The number of deaths fell to 55,391 in 2006 from 57,068 a year earlier, according to the city's Health Department of Health and Mental Hygiene. The only leading killer that increased significantly was substance use, up 8 percent.
Heart disease and cancer remained the most deadly, claiming 21,844 and 13,116 lives, respectively.
Between 2005 and 2006, death from HIV fell almost 15 percent, from 1,419 to 1,209, reflecting the lowest numbers since 1984 when 952 deaths from AIDS were recorded citywide.
Researchers attributed the decline to lower infection rates because of syringe exchange programs, expanded HIV testing, and slower disease progression.

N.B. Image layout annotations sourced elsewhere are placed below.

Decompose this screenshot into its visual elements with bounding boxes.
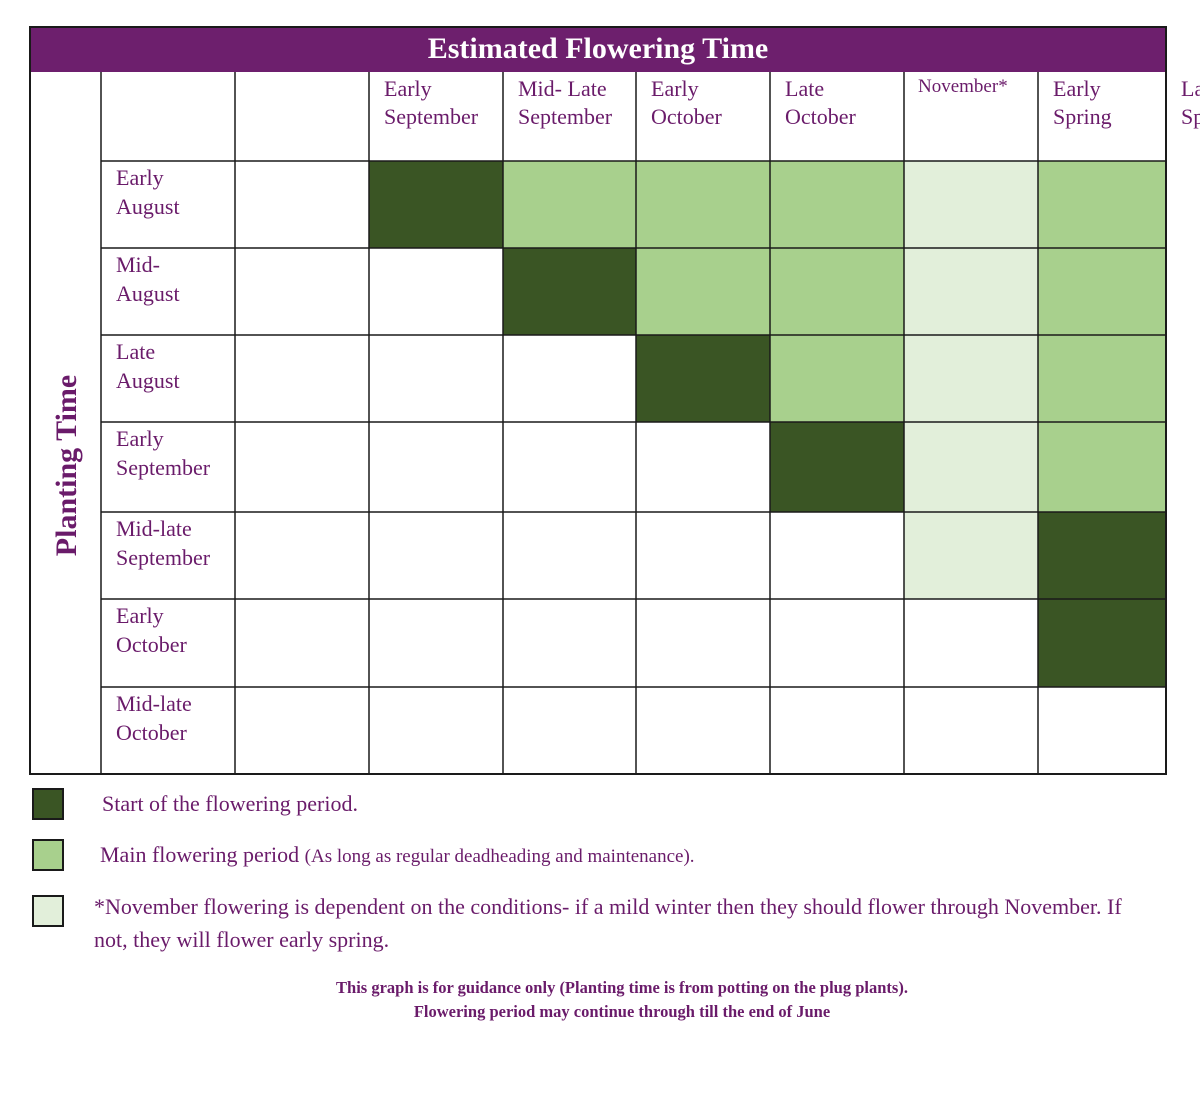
column-label-6-line-1: Early — [1053, 76, 1101, 101]
column-label-3-line-1: Early — [651, 76, 699, 101]
row-label-7-line-1: Mid-late — [116, 691, 192, 716]
row-label-7-line-2: October — [116, 720, 188, 745]
cell-r7-c1-none — [369, 687, 503, 774]
cell-r2-c4-main — [770, 248, 904, 335]
row-label-4-line-1: Early — [116, 426, 164, 451]
row-label-4-line-2: September — [116, 455, 211, 480]
cell-r3-c3-start — [636, 335, 770, 422]
cell-r4-c4-start — [770, 422, 904, 512]
cell-r7-c3-none — [636, 687, 770, 774]
legend-item-november: *November flowering is dependent on the … — [32, 890, 1142, 956]
footnote-june: Flowering period may continue through ti… — [413, 1002, 831, 1021]
legend-label-main-part2: (As long as regular deadheading and main… — [304, 846, 695, 867]
cell-r3-c5-november — [904, 335, 1038, 422]
cell-r5-c1-none — [369, 512, 503, 599]
column-label-4-line-1: Late — [785, 76, 824, 101]
cell-r7-c6-none — [1038, 687, 1166, 774]
cell-r3-c1-none — [369, 335, 503, 422]
cell-r1-c5-november — [904, 161, 1038, 248]
column-label-5-line-1: November* — [918, 76, 1008, 97]
column-label-1-line-1: Early — [384, 76, 432, 101]
legend-label-main-part1: Main flowering period — [100, 842, 305, 867]
chart-title-bar — [30, 27, 1166, 72]
chart-title: Estimated Flowering Time — [428, 32, 769, 65]
cell-r2-c2-start — [503, 248, 636, 335]
cell-r6-c3-none — [636, 599, 770, 687]
cell-r1-c2-main — [503, 161, 636, 248]
row-label-1-line-1: Early — [116, 165, 164, 190]
cell-r1-c6-main — [1038, 161, 1166, 248]
flowering-time-chart: Estimated Flowering Time Planting Time Ear… — [29, 26, 1200, 775]
cell-r4-c6-main — [1038, 422, 1166, 512]
cell-r1-c3-main — [636, 161, 770, 248]
footnote-guidance: This graph is for guidance only (Plantin… — [336, 978, 908, 997]
legend-swatch-november — [32, 895, 64, 927]
column-label-6-line-2: Spring — [1053, 104, 1112, 129]
cell-r5-c5-november — [904, 512, 1038, 599]
column-label-7-line-1: Late — [1181, 76, 1200, 101]
cell-r3-c6-main — [1038, 335, 1166, 422]
column-label-4-line-2: October — [785, 104, 857, 129]
cell-r1-c4-main — [770, 161, 904, 248]
cell-r5-c4-none — [770, 512, 904, 599]
cell-r7-c4-none — [770, 687, 904, 774]
column-label-2-line-2: September — [518, 104, 613, 129]
row-label-6-line-2: October — [116, 632, 188, 657]
legend-label-start: Start of the flowering period. — [102, 791, 358, 816]
cell-r4-c1-none — [369, 422, 503, 512]
legend-item-start: Start of the flowering period. — [32, 788, 358, 820]
cell-r6-c5-none — [904, 599, 1038, 687]
row-label-2-line-1: Mid- — [116, 252, 160, 277]
legend-swatch-main — [32, 839, 64, 871]
legend-item-main: Main flowering period (As long as regula… — [32, 839, 695, 873]
legend-swatch-start — [32, 788, 64, 820]
cell-r5-c3-none — [636, 512, 770, 599]
row-label-2-line-2: August — [116, 281, 180, 306]
legend-label-main: Main flowering period (As long as regula… — [100, 839, 695, 873]
cell-r4-c5-november — [904, 422, 1038, 512]
row-label-3-line-1: Late — [116, 339, 155, 364]
cell-r6-c1-none — [369, 599, 503, 687]
column-label-1-line-2: September — [384, 104, 479, 129]
row-label-6-line-1: Early — [116, 603, 164, 628]
cell-r4-c3-none — [636, 422, 770, 512]
y-axis-title: Planting Time — [50, 375, 83, 556]
cell-r2-c1-none — [369, 248, 503, 335]
cell-r1-c1-start — [369, 161, 503, 248]
row-label-5-line-2: September — [116, 545, 211, 570]
cell-r3-c2-none — [503, 335, 636, 422]
chart-frame — [29, 26, 1167, 775]
cell-r2-c3-main — [636, 248, 770, 335]
cell-r5-c6-start — [1038, 512, 1166, 599]
cell-r7-c5-none — [904, 687, 1038, 774]
row-label-1-line-2: August — [116, 194, 180, 219]
cell-r3-c4-main — [770, 335, 904, 422]
cell-r2-c5-november — [904, 248, 1038, 335]
cell-r6-c6-start — [1038, 599, 1166, 687]
cell-r4-c2-none — [503, 422, 636, 512]
row-label-3-line-2: August — [116, 368, 180, 393]
column-label-3-line-2: October — [651, 104, 723, 129]
column-label-2-line-1: Mid- Late — [518, 76, 607, 101]
cell-r2-c6-main — [1038, 248, 1166, 335]
cell-r6-c2-none — [503, 599, 636, 687]
cell-r7-c2-none — [503, 687, 636, 774]
cell-r6-c4-none — [770, 599, 904, 687]
legend-label-november: *November flowering is dependent on the … — [94, 894, 1122, 952]
cell-r5-c2-none — [503, 512, 636, 599]
row-label-5-line-1: Mid-late — [116, 516, 192, 541]
column-label-7-line-2: Spring — [1181, 104, 1200, 129]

HIV mortality remains concentrated among the city's minority populations, with roughly 34 percent of deaths among black men; 21 percent among black women; 11 percent among white men; and 3 percent among white women.
New HIV diagnoses have recently increased among young men who have sex with men, but the trend has yet to affect mortality rates.
All smoking-related deaths dropped 11.2 percent between 2002 and 2006, from 8,722 to 7,744. The figures do not include deaths from exposure to second-hand smoke.
The report also showed that life expectancy for women between 2004 and 2005 rose by 2.5 months to 81.3 years, while male life expectancy remained unchanged at 75.7 years. Overall life expectancy rose to 78.7 years from 78.6 years.